GPT-4.1 scored 24.65% top-3 diagnostic accuracy on 5,811 real hospital dermatology cases, down from 42.25% on public benchmarks. The 5,811-case multi-site study tested five multimodal LLMs and found benchmark performance substantially overestimates clinical capability.
Key facts
- GPT-4.1 top-3 accuracy: 42.25% on benchmarks, 24.65% on real cases.
- Open-weight models: 1.50%-13.35% real-world top-3 accuracy.
- Clinical context boosted GPT-4.1 to 38.93% but brittle to errors.
- 5,811 cases, 46,405 images from multi-site hospital cohort.
- Triage sensitivity above 60% but insufficient for clinical deployment.
A new study from researchers including Roy Jiang, Hyunjae Kim, and Zhenyue Qin quantifies the gap between multimodal LLM benchmark performance and real-world clinical dermatology. The team evaluated four open-weight models — InternVL-Chat v1.5, LLaVA-Med v1.5, SkinGPT4, MedGemma-4B-Instruct — and one commercial model, GPT-4.1, across three public datasets and a retrospective multi-site hospital cohort of 5,811 cases with 46,405 clinical images [per the arXiv preprint].
Key Takeaways
- Multimodal LLMs show 10-20 point accuracy drops from benchmarks to real hospital cases.
- GPT-4.1 falls from 42.25% to 24.65%.
The Benchmark-to-Bedside Gap

On public benchmarks, the best open-weight model achieved 26.55% top-3 diagnostic accuracy, while GPT-4.1 reached 42.25%. On real-world consultation cases using images alone, open-weight models fell to 1.50%-13.35%, and GPT-4.1 dropped to 24.65%. Incorporating clinical context improved performance — open-weight models rose to 28.75% and GPT-4.1 to 38.93% — but model outputs were highly sensitive to incomplete or erroneous consultation context [according to the study].
Triage Potential, Not Diagnostic Reliability
For severity-based triage, all models achieved moderate sensitivity above 60%, suggesting potential utility for screening. However, the authors conclude the performance is "insufficient reliability for clinical deployment" for diagnosis.

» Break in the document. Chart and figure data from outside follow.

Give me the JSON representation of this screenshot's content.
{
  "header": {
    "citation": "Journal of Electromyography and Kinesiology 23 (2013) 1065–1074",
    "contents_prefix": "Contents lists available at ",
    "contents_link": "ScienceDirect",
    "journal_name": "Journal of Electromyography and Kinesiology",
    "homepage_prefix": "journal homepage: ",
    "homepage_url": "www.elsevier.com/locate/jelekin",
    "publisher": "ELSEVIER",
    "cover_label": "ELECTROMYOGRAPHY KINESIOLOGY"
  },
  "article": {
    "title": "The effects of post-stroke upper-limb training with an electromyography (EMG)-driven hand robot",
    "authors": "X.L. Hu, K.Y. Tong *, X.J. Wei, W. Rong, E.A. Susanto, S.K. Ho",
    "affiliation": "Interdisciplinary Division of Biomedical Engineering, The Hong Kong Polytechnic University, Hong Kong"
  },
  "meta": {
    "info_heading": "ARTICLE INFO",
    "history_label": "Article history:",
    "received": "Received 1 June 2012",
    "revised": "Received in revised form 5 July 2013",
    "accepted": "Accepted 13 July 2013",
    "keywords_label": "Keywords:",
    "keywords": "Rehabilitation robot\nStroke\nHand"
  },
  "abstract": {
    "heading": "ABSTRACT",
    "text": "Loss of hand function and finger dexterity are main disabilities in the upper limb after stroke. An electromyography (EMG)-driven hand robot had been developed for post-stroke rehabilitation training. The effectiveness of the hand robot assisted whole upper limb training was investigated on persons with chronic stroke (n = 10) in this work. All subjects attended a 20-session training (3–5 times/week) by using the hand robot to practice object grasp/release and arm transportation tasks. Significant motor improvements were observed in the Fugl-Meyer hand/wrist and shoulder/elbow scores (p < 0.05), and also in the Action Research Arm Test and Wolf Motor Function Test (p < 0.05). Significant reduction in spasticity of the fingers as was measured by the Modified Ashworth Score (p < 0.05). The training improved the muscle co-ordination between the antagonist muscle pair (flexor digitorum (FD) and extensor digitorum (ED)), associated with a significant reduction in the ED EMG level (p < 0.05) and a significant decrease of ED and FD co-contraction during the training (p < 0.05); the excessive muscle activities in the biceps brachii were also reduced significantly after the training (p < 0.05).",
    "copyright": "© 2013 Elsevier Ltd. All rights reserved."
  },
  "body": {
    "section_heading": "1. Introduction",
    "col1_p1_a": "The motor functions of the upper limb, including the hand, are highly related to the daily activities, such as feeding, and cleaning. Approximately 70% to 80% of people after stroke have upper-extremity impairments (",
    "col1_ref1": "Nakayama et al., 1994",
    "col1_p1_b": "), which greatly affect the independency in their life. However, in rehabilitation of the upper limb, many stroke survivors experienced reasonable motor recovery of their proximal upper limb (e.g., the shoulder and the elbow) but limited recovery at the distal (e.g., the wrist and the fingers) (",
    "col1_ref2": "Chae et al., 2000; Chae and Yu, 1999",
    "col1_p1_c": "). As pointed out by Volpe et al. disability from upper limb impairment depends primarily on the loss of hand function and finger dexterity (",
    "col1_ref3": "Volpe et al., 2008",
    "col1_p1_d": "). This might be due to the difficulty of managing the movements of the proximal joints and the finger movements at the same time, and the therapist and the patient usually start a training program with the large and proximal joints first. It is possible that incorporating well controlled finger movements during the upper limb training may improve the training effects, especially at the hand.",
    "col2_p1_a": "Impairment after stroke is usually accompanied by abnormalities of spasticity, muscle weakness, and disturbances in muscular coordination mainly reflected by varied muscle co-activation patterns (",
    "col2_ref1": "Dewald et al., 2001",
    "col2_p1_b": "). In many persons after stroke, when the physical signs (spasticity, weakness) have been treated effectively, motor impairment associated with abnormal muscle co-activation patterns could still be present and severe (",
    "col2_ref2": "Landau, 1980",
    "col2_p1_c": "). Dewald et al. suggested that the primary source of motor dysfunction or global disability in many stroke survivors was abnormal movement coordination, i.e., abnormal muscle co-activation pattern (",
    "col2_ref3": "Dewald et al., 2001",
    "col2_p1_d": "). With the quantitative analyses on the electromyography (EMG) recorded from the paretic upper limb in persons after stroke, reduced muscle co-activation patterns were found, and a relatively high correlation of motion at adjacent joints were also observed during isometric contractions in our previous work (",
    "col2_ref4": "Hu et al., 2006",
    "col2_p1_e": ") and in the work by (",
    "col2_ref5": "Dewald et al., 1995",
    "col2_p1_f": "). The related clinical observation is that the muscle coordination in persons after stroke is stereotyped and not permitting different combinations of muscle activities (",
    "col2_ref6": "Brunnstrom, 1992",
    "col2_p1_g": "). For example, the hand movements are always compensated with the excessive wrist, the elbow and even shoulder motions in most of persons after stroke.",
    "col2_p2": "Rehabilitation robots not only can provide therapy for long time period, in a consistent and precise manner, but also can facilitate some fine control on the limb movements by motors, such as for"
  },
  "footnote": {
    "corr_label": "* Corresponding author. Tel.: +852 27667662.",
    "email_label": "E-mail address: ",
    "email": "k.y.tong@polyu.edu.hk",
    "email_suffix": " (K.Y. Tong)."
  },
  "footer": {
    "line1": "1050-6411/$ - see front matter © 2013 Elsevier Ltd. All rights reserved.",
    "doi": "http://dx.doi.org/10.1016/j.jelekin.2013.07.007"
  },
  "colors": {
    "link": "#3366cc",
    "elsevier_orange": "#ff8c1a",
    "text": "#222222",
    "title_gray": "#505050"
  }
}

The unique take: this study provides the largest real-world dermatology evaluation to date, using a multi-site hospital cohort rather than curated benchmark images, revealing that public benchmarks systematically overestimate capability by 10-20 percentage points.
Brittle to Real-World Noise

The sensitivity to erroneous clinical context is particularly concerning. The study found that when provided with incomplete or incorrect consultation notes, model accuracy dropped sharply — in some cases below the image-only baseline. This brittleness means deployment in clinical settings, where documentation is often messy, would require robust guardrails not yet demonstrated.
What to watch
Watch for follow-up studies testing GPT-5.3-Codex-Spark and o-series reasoning models on the same cohort. If accuracy does not cross 50% with clinical context, the benchmark-to-bedside gap may persist across model generations, pushing deployment timelines for AI dermatology to 2028 or later.